The report arrives amid a broader regulatory shift. The EU AI Act has introduced obligations around AI system governance, and emerging APAC frameworks are beginning to address enterprise AI oversight. For organisations across the region, demonstrating control over how AI tools are used internally is steadily transitioning from a best-practice aspiration to a compliance expectation.

The core takeaway from LayerX's research is straightforward: most enterprises are looking for AI risk in the wrong place. It is not the casual experimenter who poses the greatest threat — it is the small, identifiable group of power users whose activity goes largely unseen. Building the visibility to find them is the first step toward managing the risk effectively.


網絡安全公司 LayerX Security 的一份新報告指出,企業面臨的 AI 風險絕非均勻分佈。根據該公司的《2026 年 AI 使用狀況報告》,超過 6% 的企業 AI 對話涉及敏感數據——而這些數據暴露高度集中於一小撮高用量的「重度使用者」,而非更廣泛的員工群體。此發現挑戰了安全團隊中一個普遍存在的假設,即認為 AI 風險會隨著採用率成比例地增長。

少數使用者,承擔大部分風險

研究顯示,儘管企業內 AI 工具的採用率持續快速增長,但一個不成比例的小部分使用者,卻佔據了被上傳至 AI 平台的敏感數據中的大部分。這些重度使用者與大型語言模型及 AI 助手的互動頻率顯著更高,經常通過消費者級別及未經授權的 AI 工具,傳輸大量企業數據——其中可能包括客戶記錄、專有代碼及財務文件。

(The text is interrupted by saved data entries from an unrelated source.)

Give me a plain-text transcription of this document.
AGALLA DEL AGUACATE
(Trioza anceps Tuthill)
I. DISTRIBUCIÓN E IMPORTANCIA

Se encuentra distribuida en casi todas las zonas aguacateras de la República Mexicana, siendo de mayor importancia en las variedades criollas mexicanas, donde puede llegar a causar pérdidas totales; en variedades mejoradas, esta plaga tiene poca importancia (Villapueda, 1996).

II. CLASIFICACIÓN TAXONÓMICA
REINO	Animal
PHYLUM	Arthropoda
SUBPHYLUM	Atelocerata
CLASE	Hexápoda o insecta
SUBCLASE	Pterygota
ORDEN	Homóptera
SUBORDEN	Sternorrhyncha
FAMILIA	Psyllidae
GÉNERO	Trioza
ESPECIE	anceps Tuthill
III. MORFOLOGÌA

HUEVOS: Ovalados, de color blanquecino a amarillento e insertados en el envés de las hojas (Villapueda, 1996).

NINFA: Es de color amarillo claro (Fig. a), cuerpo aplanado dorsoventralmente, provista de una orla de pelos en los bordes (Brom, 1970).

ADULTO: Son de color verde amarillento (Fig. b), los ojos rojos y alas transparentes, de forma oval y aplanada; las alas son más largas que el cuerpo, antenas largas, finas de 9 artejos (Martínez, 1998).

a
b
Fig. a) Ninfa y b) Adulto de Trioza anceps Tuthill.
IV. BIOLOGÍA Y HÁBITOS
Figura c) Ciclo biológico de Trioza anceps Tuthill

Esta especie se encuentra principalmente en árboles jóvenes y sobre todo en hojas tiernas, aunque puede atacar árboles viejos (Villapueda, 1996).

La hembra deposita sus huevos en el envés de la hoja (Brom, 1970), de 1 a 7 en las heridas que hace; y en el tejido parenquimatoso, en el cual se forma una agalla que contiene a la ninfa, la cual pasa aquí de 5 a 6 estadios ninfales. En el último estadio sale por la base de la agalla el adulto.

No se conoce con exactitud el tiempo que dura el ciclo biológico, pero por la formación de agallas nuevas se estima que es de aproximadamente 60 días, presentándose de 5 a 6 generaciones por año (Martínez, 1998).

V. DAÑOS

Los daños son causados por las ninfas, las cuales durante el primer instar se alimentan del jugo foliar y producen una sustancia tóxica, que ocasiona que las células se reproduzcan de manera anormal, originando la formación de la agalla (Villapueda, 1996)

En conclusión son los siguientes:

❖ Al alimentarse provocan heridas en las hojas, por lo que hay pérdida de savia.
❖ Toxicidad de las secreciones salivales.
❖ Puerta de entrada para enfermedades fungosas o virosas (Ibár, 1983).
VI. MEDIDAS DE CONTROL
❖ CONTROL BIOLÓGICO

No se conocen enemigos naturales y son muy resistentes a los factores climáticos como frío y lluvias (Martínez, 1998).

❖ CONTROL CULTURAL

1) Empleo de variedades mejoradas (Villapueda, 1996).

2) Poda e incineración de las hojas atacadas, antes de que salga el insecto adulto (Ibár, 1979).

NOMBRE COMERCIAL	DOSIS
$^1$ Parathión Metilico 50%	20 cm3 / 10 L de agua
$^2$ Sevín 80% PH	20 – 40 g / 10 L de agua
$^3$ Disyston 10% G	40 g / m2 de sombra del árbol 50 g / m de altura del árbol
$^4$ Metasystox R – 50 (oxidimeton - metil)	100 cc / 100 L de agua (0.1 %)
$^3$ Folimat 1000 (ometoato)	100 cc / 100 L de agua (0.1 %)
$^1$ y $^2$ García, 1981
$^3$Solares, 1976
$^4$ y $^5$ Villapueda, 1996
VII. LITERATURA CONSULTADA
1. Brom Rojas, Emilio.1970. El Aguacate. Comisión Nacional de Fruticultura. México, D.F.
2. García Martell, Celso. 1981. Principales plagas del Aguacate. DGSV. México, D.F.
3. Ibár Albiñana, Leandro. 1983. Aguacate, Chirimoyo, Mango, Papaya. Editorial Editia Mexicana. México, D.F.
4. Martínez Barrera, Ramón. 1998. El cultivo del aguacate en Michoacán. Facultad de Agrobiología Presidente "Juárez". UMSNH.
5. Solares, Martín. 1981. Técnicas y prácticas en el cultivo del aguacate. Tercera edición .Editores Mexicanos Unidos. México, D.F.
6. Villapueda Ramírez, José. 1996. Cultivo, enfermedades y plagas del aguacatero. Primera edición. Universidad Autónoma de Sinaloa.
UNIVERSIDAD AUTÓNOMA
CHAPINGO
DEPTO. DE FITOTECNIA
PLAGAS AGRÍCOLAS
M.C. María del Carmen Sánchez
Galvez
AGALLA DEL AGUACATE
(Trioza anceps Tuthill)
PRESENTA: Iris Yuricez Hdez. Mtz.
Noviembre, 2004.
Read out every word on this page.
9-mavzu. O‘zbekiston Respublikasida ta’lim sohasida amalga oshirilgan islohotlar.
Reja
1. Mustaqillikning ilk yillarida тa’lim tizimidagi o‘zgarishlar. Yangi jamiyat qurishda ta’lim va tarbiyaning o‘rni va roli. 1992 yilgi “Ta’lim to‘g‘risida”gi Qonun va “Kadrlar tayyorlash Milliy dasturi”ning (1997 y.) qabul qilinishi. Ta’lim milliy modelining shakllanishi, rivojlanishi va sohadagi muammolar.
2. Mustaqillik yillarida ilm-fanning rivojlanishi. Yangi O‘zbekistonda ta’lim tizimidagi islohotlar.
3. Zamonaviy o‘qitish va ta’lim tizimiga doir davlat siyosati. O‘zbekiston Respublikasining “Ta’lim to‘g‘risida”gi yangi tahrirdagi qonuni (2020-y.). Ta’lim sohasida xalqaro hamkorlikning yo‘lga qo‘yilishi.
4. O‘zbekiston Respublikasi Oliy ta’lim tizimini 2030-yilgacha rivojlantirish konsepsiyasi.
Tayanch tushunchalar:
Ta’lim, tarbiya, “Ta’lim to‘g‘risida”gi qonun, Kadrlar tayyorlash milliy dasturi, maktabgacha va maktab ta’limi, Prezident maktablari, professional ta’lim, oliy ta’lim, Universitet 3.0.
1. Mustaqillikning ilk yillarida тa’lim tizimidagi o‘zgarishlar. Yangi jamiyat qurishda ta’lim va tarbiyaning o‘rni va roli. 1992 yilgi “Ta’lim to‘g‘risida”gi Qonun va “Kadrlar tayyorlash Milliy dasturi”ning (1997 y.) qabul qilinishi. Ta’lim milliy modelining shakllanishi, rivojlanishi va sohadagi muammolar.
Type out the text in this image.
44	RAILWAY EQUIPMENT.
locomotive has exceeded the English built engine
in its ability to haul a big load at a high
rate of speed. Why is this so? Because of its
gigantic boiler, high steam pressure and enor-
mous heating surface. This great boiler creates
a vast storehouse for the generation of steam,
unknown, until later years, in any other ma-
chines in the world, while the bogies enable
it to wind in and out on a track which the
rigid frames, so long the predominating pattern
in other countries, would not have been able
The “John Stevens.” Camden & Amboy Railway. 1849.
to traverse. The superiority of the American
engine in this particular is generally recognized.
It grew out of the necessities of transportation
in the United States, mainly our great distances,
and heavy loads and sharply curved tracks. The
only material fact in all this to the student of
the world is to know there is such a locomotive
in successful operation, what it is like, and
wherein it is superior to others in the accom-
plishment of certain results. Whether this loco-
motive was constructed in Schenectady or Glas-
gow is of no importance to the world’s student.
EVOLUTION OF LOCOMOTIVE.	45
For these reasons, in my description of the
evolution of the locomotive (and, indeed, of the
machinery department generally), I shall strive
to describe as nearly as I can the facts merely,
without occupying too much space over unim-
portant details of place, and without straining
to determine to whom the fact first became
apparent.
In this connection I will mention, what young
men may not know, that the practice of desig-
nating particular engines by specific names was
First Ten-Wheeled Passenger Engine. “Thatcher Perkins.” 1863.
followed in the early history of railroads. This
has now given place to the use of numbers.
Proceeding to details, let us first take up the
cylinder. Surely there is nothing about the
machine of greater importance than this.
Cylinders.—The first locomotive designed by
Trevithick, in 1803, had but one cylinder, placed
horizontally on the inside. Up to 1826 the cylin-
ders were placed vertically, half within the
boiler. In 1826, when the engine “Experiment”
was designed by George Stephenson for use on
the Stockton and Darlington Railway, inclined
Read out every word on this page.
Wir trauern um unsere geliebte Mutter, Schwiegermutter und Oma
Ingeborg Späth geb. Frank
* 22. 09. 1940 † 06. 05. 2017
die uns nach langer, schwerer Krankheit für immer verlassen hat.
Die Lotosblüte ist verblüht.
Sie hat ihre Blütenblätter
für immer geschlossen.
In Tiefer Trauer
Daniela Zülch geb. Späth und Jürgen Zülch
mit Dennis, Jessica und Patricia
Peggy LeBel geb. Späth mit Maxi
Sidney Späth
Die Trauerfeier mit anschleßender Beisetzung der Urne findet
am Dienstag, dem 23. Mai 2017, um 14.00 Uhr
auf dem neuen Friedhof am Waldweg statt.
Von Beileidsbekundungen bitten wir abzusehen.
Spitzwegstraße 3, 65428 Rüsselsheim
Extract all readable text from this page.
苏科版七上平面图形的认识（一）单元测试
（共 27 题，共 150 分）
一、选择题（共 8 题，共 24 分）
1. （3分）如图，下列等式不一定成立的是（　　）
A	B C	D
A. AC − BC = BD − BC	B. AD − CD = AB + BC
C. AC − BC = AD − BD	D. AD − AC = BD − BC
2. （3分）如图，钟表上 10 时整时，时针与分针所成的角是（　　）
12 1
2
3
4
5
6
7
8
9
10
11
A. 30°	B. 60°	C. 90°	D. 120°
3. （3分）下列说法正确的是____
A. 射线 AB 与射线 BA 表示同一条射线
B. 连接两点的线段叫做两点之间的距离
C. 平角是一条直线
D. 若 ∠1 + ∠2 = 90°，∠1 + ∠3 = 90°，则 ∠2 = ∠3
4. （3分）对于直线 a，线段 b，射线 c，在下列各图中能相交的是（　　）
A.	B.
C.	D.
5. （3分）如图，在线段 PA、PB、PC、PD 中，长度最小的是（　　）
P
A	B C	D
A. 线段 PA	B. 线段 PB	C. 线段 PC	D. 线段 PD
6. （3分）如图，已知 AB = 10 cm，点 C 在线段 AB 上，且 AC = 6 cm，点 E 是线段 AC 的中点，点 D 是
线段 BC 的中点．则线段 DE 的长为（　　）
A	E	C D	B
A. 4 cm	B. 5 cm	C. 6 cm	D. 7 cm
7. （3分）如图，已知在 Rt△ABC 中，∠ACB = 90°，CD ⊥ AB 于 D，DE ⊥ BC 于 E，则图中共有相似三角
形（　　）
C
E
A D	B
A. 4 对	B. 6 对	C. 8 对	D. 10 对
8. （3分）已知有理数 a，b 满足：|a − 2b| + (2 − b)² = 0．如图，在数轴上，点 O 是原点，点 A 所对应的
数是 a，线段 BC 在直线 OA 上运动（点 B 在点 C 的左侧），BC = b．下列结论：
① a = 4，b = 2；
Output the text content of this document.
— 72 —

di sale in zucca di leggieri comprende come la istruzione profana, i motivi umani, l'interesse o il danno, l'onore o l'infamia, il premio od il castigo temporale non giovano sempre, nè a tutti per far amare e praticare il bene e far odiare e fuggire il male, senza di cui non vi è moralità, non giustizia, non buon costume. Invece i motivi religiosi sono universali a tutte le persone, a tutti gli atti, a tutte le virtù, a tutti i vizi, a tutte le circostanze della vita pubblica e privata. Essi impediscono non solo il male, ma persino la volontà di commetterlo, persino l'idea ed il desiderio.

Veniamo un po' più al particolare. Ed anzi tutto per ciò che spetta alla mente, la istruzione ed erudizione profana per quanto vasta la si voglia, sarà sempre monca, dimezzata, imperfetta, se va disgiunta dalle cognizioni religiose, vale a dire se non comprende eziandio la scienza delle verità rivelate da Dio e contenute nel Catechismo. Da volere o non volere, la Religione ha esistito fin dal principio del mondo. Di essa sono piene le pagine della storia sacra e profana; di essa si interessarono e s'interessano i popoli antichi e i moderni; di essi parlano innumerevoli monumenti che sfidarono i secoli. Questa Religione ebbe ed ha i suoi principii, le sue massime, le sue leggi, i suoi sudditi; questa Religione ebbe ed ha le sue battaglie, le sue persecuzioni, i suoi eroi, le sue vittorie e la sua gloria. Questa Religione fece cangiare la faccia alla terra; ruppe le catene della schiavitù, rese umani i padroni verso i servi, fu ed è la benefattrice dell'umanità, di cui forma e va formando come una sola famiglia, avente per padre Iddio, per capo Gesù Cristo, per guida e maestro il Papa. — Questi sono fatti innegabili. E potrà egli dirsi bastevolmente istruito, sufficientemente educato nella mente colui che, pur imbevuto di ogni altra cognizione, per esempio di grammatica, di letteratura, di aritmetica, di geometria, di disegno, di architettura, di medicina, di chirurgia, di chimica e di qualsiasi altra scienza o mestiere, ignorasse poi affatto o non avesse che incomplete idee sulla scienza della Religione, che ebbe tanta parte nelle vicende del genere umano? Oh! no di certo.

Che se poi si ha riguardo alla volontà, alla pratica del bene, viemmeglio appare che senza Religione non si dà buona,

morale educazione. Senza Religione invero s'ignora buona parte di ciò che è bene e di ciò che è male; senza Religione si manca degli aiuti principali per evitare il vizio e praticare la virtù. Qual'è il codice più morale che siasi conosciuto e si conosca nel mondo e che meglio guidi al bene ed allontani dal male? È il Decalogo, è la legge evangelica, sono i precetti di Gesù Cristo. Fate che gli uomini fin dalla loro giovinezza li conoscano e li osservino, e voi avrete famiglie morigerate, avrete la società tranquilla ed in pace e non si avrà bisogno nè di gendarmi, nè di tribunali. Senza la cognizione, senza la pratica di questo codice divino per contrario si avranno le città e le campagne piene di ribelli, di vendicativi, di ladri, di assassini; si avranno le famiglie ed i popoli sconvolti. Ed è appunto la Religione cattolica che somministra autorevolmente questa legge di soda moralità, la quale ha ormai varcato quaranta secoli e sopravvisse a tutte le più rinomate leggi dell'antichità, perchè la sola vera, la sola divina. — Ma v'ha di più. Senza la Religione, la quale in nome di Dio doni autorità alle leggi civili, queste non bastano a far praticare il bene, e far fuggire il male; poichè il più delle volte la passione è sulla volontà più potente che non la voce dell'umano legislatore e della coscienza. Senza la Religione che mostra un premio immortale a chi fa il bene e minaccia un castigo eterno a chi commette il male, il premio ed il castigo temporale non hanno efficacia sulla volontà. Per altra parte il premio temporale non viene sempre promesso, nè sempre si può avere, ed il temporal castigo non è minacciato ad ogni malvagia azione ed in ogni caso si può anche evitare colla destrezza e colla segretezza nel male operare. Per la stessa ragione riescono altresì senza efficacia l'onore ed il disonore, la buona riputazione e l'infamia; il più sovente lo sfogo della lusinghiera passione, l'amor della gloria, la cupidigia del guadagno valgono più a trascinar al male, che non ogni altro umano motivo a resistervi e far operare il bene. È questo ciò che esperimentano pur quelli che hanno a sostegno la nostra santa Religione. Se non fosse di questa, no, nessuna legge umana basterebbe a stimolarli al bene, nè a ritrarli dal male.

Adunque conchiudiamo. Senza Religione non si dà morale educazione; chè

報告同時突顯了企業 AI 使用中平台格局的轉變。以 DeepSeek 為例,其在研究中觀察到的工具佔有率已攀升至 12.63%——這一顯著增長表明,新的 AI 平台能以多快的速度在組織內部獲得採用,且往往未經正式的 IT 部門批准。

這種風險集中現象意味著,許多組織作為首道防線而實施的「一刀切」AI 使用限制,很可能未能切中要害。這類政策對所有使用者一視同仁,為低風險的採用者製造了摩擦,卻未能有效監控或約束那小部分真正導致數據暴露的群體。

可見性差距

LayerX 認為根本原因在於「可見性差距」。大多數企業缺乏針對 AI 工具使用情況的、按使用者細分的詳細遙測數據——這意味著安全團隊無法區分一個每週隨意向 AI 聊天機器人提問一次的員工,與一個每天多次將機密 spreadsheet 輸入生成式模型的員工。若缺乏關於哪些資訊被分享、以及分享至哪些平台的會話層級數據,識別及管理重度使用者的風險在很大程度上仍只能依靠猜測。

報告主張,組織需要轉向與風險程度相匹配的治理模式:針對性監控、分級政策,並集中力量執行於最高用量的 AI 使用者,而非全面禁止,以免將使用行為推向地下。

編者按:對受規管行業的啟示

LayerX 的報告並未涉及任何特定司法管轄區或監管框架。以下為 HKLUG 團隊就這些發現在香港受規管金融服務業中的適用情況所作的編輯分析。

對於在嚴格的數據處理及營運韌性要求下運作的組織——例如銀行、保險公司、證券商及資產管理機構——未經監控的 AI 數據暴露所引發的問題,已超越網絡安全的範疇。客戶數據通過未經授權的 AI 工具外洩,可能觸及個人資料保護方面的責任;而將機密交易細節分享予外部 AI 供應商,亦可能造成操守及信息屏障方面的疑慮。

重度使用者集中的發現為此類機構指明了一條可行的路徑。與其試圖在全組織範圍內封鎖 AI 使用,部署可見性工具以揭示誰是高用量的 AI 使用者、他們處理哪些類別的數據,以及他們連接至哪些平台,可作為針對性防護措施的基礎——例如數據分類過濾器、已核准工具白名單,以及對這一小部分群體的加強監控。

更廣泛的趨勢

該報告發佈之際,正值監管環境發生更廣泛轉變。歐盟的《人工智能法案》已引入關於 AI 系統治理的義務,而亞太區新興的框架亦正開始處理企業 AI 監督問題。對於整個區域的組織而言,證明其對內部 AI 工具使用方式的掌控能力,正穩步地從一個最佳實踐的願景,轉變為一項合規期望。

LayerX 研究的核心啟示非常直截了當:大多數企業都在錯誤的地方尋找 AI 風險。構成最大威脅的並非那些隨意嘗試的用戶,而是那小部分可識別的、其活動基本上不為人知的重度使用者群體。建立可見性以找到他們,是有效管理風險的第一步。